Giving thanks in sadness and loss

I have, of late, been sad.

I have lost a friend. No — not like that. I suppose it’s better to say I have lost a friendship. In the hot messiness that is humanity, that bubbling guck of relationships, where things get messy, somehow our relationship got mired down in hurt and silence. I miss her, and I am incredibly sad. There is a strange emptiness in the knowing that she prefers life without me, and I have no one to hear my stories. No one who gets the joke anymore.

I have a project — high profile, big leap of faith — that’s not going as well as I’d hoped. And I feel, once again, like a failure. Fist shaking at God, lamenting like Mary and Martha: If only you’d shown up, Lord! 

Praying the same prayers over and over again (Heal my friendship. Help the project. Please?) until they are bread for the birds, stale and crumbly.

And like an easter egg, I prefer to hide in the grass. To keep quiet and unseen so I can lick my wounds in peace, so I can fester in the sandy quagire of self-pity over prayers that don’t work and hurts that linger.

And then I think of my friend who is dying.

Another friend, who I barely know, but who is a sister in Christ, a student in a class I taught, who three or so weeks ago was given two weeks to live. Suddenly. Out of nowhere. Two weeks.

And she brought her tired and sick self to a worship service.
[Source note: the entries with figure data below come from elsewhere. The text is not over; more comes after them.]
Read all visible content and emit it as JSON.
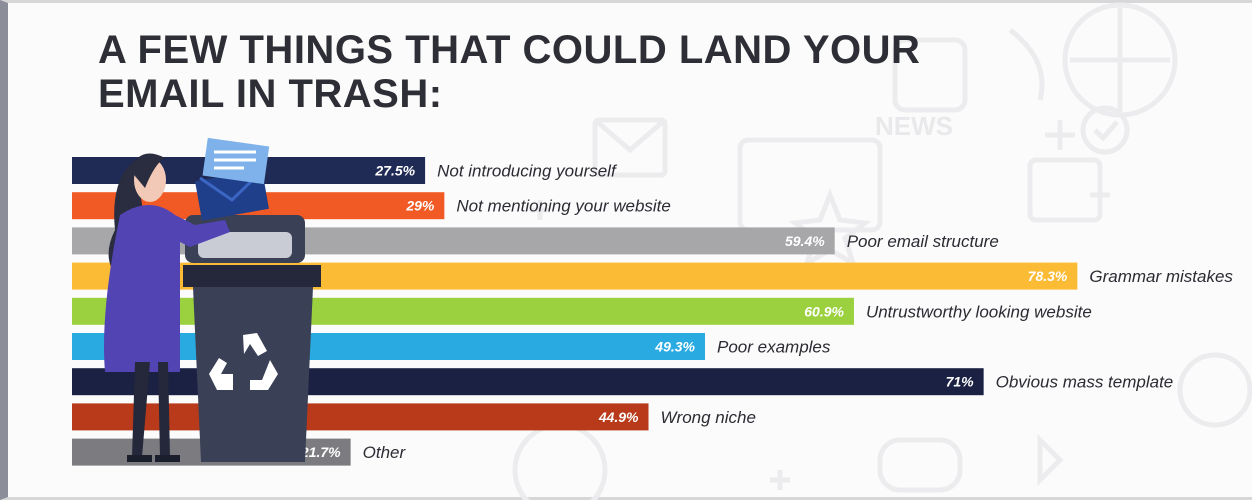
{
  "title": {
    "line1": "A FEW THINGS THAT COULD LAND YOUR",
    "line2": "EMAIL IN TRASH:"
  },
  "background_text": "NEWS",
  "colors": {
    "navy": "#1f2a55",
    "orange": "#f15a24",
    "gray": "#a7a7aa",
    "yellow": "#fbbb35",
    "green": "#9bd13f",
    "blue": "#29abe2",
    "dark_navy": "#1b2143",
    "rust": "#b83a1b",
    "slate": "#7c7c80"
  },
  "chart_data": {
    "type": "bar",
    "orientation": "horizontal",
    "title": "A FEW THINGS THAT COULD LAND YOUR EMAIL IN TRASH:",
    "xlabel": "",
    "ylabel": "",
    "xlim": [
      0,
      100
    ],
    "grid": false,
    "legend": "none",
    "categories": [
      "Not introducing yourself",
      "Not mentioning your website",
      "Poor email structure",
      "Grammar mistakes",
      "Untrustworthy looking website",
      "Poor examples",
      "Obvious mass template",
      "Wrong niche",
      "Other"
    ],
    "values": [
      27.5,
      29,
      59.4,
      78.3,
      60.9,
      49.3,
      71,
      44.9,
      21.7
    ],
    "value_labels": [
      "27.5%",
      "29%",
      "59.4%",
      "78.3%",
      "60.9%",
      "49.3%",
      "71%",
      "44.9%",
      "21.7%"
    ],
    "bar_colors": [
      "#1f2a55",
      "#f15a24",
      "#a7a7aa",
      "#fbbb35",
      "#9bd13f",
      "#29abe2",
      "#1b2143",
      "#b83a1b",
      "#7c7c80"
    ]
  }
}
And I went to this service too, evn though it was mid-week and not one I normally attend. And as she sat, head in palms, I did this weird thing — I loved from the center of myself and I put my arm around her.

This is weird because this is not me. I am not warm and fuzzy and I suck at people. To reach out like this is so horribly scary to me. So — uncomfortable. And she leaned in, she laid her head on my shoulder, and then the tears streamed down my face, as I held the head of this woman who is my sister, and my stranger, someone I hardly know and yet shared with me this intimate moment. A moment where it was just her, me, Jesus, loving from the center of ourselves.

Then she got up, this dying woman, my stranger-sister, and she lifted her hands in praise and worship, in thanksgiving. And all my crumbly prayers and sadness became staler still, paler in the proverbial comparison to my friend who was dying.

But God — I’m not sure he compares prayers.

I hope not, anyway.

I think of another friend, a third one, embroiled. Embroiled in this bubbly drama (not the dying one, the other one). She gave me, before the drama, a devotional by Ann Voskamp called One Thousand Gifts, and my own hurt, my own lack of forgiveness has kept me from opening it.

But today I did, thinking of the grumbling I do under my breath. Grumbling about chores and children’s messes, meetings and people, projects not going well and my stale bread-crumb prayers. I think of all the people who have crossed my path who I judged as ungrateful, and realize I am the most ungrateful of all, me, who does not love from the center of myself out of engrandized self-protection.

This loving out of the center, it is yucky. I do not like it. It is everything that hurts.

It is letting my friend go if this is what she wants and loving her anyway, not licking the hurt like an oyster’s pearl. Even now as I write what I should be doing, I want to nurture the empty space with the sting of her rejection rather than the joy of having known her. I suppose my center — this middle that I am supposed to love from — is not yet very big.

It is letting my stranger-sister die. It is not railing against God for the injustice of it all but trusting that he has a beautiful plan. It’s knowing that found within her smile and her certain statement: I’m walking with Jesus now! is all the peace we seek.

It is thanking him for what he has brought me and for the opportunity to believe him for big, amazing miracles in the not-going-well project. Even in the midst of my tiredness and loneliness, in the middle of being small in the big city of accomplishments and painful relationships that whither and die, it is giving thanks.

It is looking at the empty spaces where the laughter used to be, and instead of sighing at its void, it’s looking for the face of God there. There, in the empty.

It’s imagining that there, in the vast, white, snow-bound empty there is the tiniest shoot of spring, relentlessly and insistently pushing its way through the frost. It’s that little shoot that gives us hope; this frail-looking, easily broken green and juicy thing, a stem of sunshine pushing up out of the frozen earth.

It’s hope. And sometimes hope is all we can hope for.